Your Balance Sheet (now more correctly called a Statement of Financial Position) reveals a great deal about your business, including the total value of your assets – the things you own; how much you owe to others – your liabilities; and the level of your solvency. It’s called a balance sheet because assets must always equal liabilities plus shareholders’ equity. The two sides balance.
The mothership of your financial statements, if you can understand and interpret the data from your balance sheet, it will provide so much insight into your business and provide you valuable information that will help you formulate strategies, make corrections to strengthen your position and informed decisions regarding the health of your business.
Two or more years of balance sheets can be analysed for other identifying trends. Is the receivables cycle lengthening? Can receivables be collected more aggressively? Is some debt uncollectable? Has the business been slowing down payables to forestall an inevitable cash shortage? Are net profits being retained in the business for future growth or being withdrawn by the owners? Is exhausted equipment being regularly replaced? Are the debts of the company trending up or down?
All these aspects will be studied carefully by lenders and investors − and by buyers if you intend to sell your business. But they should also be important to you, because it’s important to be solvent at all times. In other words, you need to have more assets than liabilities available to pay your debts. If you can’t pay bills when they fall due, your business may be technically insolvent. Fortunately two simple tests can quickly reveal your solvency.
1. The Current Ratio test
This test simply involves dividing your assets by your liabilities (you should find both figures on the balance sheet). For example, if a business has assets of $435,000 and liabilities of $180,000, the current ratio is 435,000 divided by 180,000 = 2.42. In other words, the business has $2.42 in assets for every $1 of debt. On the face of it, the business is solvent, as the minimum ratio most banks would regard as acceptable is $2 for every $1 of debt. But wait a minute. Your assets include stock (your inventory). What’s your stock really worth?

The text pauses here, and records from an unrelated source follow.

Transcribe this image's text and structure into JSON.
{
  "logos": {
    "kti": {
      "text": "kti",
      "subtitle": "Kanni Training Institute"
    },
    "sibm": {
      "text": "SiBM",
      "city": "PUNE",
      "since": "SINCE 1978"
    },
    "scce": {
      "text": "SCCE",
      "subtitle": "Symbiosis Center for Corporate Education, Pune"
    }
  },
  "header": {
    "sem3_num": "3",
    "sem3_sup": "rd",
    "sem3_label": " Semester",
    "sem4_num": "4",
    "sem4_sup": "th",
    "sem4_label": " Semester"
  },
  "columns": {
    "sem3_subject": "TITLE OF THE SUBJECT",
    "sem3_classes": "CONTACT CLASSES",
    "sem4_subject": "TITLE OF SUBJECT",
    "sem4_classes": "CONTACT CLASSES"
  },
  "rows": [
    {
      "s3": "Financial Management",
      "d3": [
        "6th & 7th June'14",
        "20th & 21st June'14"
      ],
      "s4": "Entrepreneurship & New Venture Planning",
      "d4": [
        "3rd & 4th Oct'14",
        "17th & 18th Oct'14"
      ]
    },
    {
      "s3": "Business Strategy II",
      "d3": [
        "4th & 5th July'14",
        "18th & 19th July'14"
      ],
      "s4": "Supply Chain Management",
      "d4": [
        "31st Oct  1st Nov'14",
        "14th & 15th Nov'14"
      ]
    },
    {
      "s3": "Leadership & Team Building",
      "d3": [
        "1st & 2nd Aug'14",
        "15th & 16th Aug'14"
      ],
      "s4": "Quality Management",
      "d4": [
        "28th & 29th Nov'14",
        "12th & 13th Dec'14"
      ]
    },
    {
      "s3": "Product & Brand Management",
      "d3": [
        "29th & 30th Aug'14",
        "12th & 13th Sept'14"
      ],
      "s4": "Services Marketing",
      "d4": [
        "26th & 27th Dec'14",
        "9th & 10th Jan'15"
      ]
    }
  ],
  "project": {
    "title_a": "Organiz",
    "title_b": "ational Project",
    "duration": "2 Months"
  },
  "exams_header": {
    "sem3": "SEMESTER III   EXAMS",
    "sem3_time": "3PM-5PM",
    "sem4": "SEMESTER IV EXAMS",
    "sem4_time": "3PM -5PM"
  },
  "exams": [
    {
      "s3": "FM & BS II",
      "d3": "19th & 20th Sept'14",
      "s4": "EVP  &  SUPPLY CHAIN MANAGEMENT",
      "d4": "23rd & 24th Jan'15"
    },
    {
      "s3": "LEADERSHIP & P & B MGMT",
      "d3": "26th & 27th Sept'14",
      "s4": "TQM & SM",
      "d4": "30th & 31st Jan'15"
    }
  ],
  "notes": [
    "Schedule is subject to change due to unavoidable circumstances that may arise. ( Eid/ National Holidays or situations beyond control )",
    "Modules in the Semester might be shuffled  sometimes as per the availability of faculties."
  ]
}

If you had to sell it all tomorrow to pay off your debts, could you really get out the full amount shown on the balance sheet?
2. The Quick Ratio test
Let’s try a tougher test – this time leaving out your stock. The aim here is to find out if your business has enough quick money (ready cash) to pay your bills if your creditors demanded repayment tomorrow. Let’s say the business has $325,000 in stock. Subtract this from the assets figure of $435,000 and the assets reduce to $110,000. Now for the Quick Ratio: $110,000 divided by $180,000 = 0.61. Hmm − the picture is no longer so rosy. The business has only 61 cents in ready cash for every dollar of debt, meaning it could not immediately pay its debts. Your aim should be to have at least $1 in assets available in quick cash for every $1 of debt, a ratio of 1:1. You’ll sleep better, and so will your bank manager.
Strengthening your balance sheet
A positive step to strengthen your balance sheet is to take a closer look at the quality of your inventory. If you had to sell all your stock in the next week or month to pay your debts, would you get the full amount shown on the balance sheet? In many businesses, the answer would be no. If you know you have obsolete or slow-moving inventory sitting on your shelves, talk to us about ways to get rid of it. We can discuss ways to reduce or get rid of obsolete stock, such as:
- Holding a sale.
- Bundling unwanted stock with more popular items as a ‘special offer’.
- Choosing the most advantageous time of year to write it off if necessary.
We can also show you how to measure the stock turn rate in your business to improve stock management and profitability. In broad terms, the faster you turn over your stock, the more efficient your business. A fast turnover rate can also reflect more efficient inventory management.
- Many business people find a balance sheet more difficult to read than a profit and loss account. If this applies to you, we can help you understand it better so you can gain more from the figures.
- Getting a balance sheet just once a year is certainly not enough! A balance sheet offers important insights into your business. It should be reviewed regularly.
- With the right accounting software you can generate a balance sheet whenever you need one. We can assist you to determine the best accounting software for your business.
Just another way to love your numbers.